Обменявшись публично приветствиями, хозяйка пригласила свою высокую гостью проследовать в покои, а сама, прежде чем идти за нею, на минуту замешкалась, чтоб оглядеть ласковым взглядом народ, теснившийся вокруг крыльца, и низким поклоном ответить на восторженные изъявления благодарности, которыми отвечали на это внимание.
— Родная ты наша красавица... Лебёдка белая... Звёздочка ясная!.. Радость ты наша... Цветочек... Ягодка...
Слова эти, произнесённые сдержанным шёпотом, долетали до её ушей и заставляли её улыбаться счастливой улыбкой. Она любила народ, и он ей был так же близок, как и она ему.

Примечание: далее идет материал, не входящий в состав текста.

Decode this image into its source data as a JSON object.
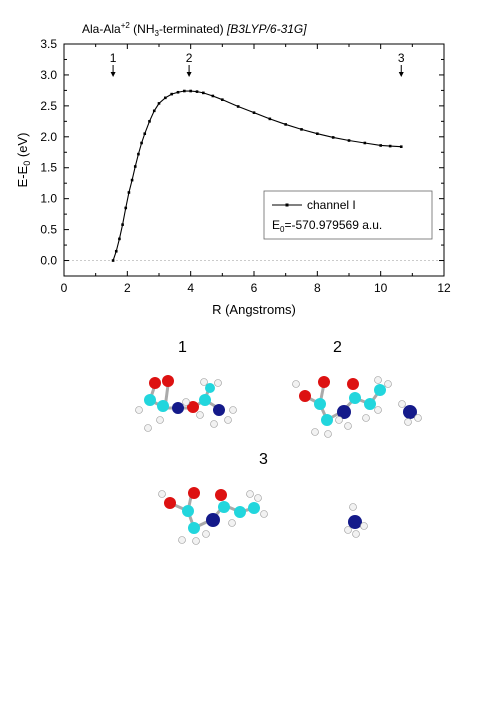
{
  "chart_data": {
    "type": "line",
    "title_main": "Ala-Ala",
    "title_charge": "+2",
    "title_term_prefix": "(NH",
    "title_term_sub": "3",
    "title_term_suffix": "-terminated)",
    "title_method": "[B3LYP/6-31G]",
    "xlabel": "R (Angstroms)",
    "ylabel_main": "E-E",
    "ylabel_sub": "0",
    "ylabel_unit": "(eV)",
    "xlim": [
      0,
      12
    ],
    "ylim": [
      -0.25,
      3.5
    ],
    "xticks": [
      "0",
      "2",
      "4",
      "6",
      "8",
      "10",
      "12"
    ],
    "yticks": [
      "0.0",
      "0.5",
      "1.0",
      "1.5",
      "2.0",
      "2.5",
      "3.0",
      "3.5"
    ],
    "legend": {
      "series_name": "channel I",
      "e0_prefix": "E",
      "e0_sub": "0",
      "e0_value": "=-570.979569 a.u."
    },
    "arrows": [
      {
        "label": "1",
        "x": 1.55
      },
      {
        "label": "2",
        "x": 3.95
      },
      {
        "label": "3",
        "x": 10.65
      }
    ],
    "series": [
      {
        "name": "channel I",
        "x": [
          1.55,
          1.65,
          1.75,
          1.85,
          1.95,
          2.05,
          2.15,
          2.25,
          2.35,
          2.45,
          2.55,
          2.7,
          2.85,
          3.0,
          3.2,
          3.4,
          3.6,
          3.8,
          4.0,
          4.2,
          4.4,
          4.7,
          5.0,
          5.5,
          6.0,
          6.5,
          7.0,
          7.5,
          8.0,
          8.5,
          9.0,
          9.5,
          10.0,
          10.3,
          10.65
        ],
        "y": [
          0.0,
          0.15,
          0.35,
          0.58,
          0.85,
          1.1,
          1.3,
          1.52,
          1.72,
          1.9,
          2.05,
          2.25,
          2.42,
          2.54,
          2.63,
          2.69,
          2.72,
          2.74,
          2.74,
          2.73,
          2.71,
          2.66,
          2.6,
          2.49,
          2.39,
          2.29,
          2.2,
          2.12,
          2.05,
          1.99,
          1.94,
          1.9,
          1.86,
          1.85,
          1.84
        ]
      }
    ]
  },
  "molecules": [
    {
      "label": "1"
    },
    {
      "label": "2"
    },
    {
      "label": "3"
    }
  ],
  "colors": {
    "carbon": "#22d6dd",
    "oxygen": "#dd1111",
    "nitrogen": "#141a8a",
    "hydrogen": "#eeeeee",
    "bond": "#999999"
  }
}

Чтоб наверстать потерянное время и догнать высокую гостью, уже поднявшуюся до верхней площадки, цесаревна, ещё раз с милою простотой кивнув своим друзьям, русским простым людям, торопливо вбежала по ступенькам лестницы и очутилась рядом с княжной в ту самую минуту, когда, отвечая на комплимент старавшегося её занимать Бутурлина, она обернулась с вопросом к хозяйке.
Любуясь прелестным существом, непринуждённой грацией каждого её движения, Ермилыч вспомнил вздыхающего по ней юношу в степях далёкой Малороссии и подумал, что если Алёшка Розум, никогда её не видавши, так увлечён ею, то что будет с ним, когда он её увидит? Совсем с ума сойдёт хлопчик!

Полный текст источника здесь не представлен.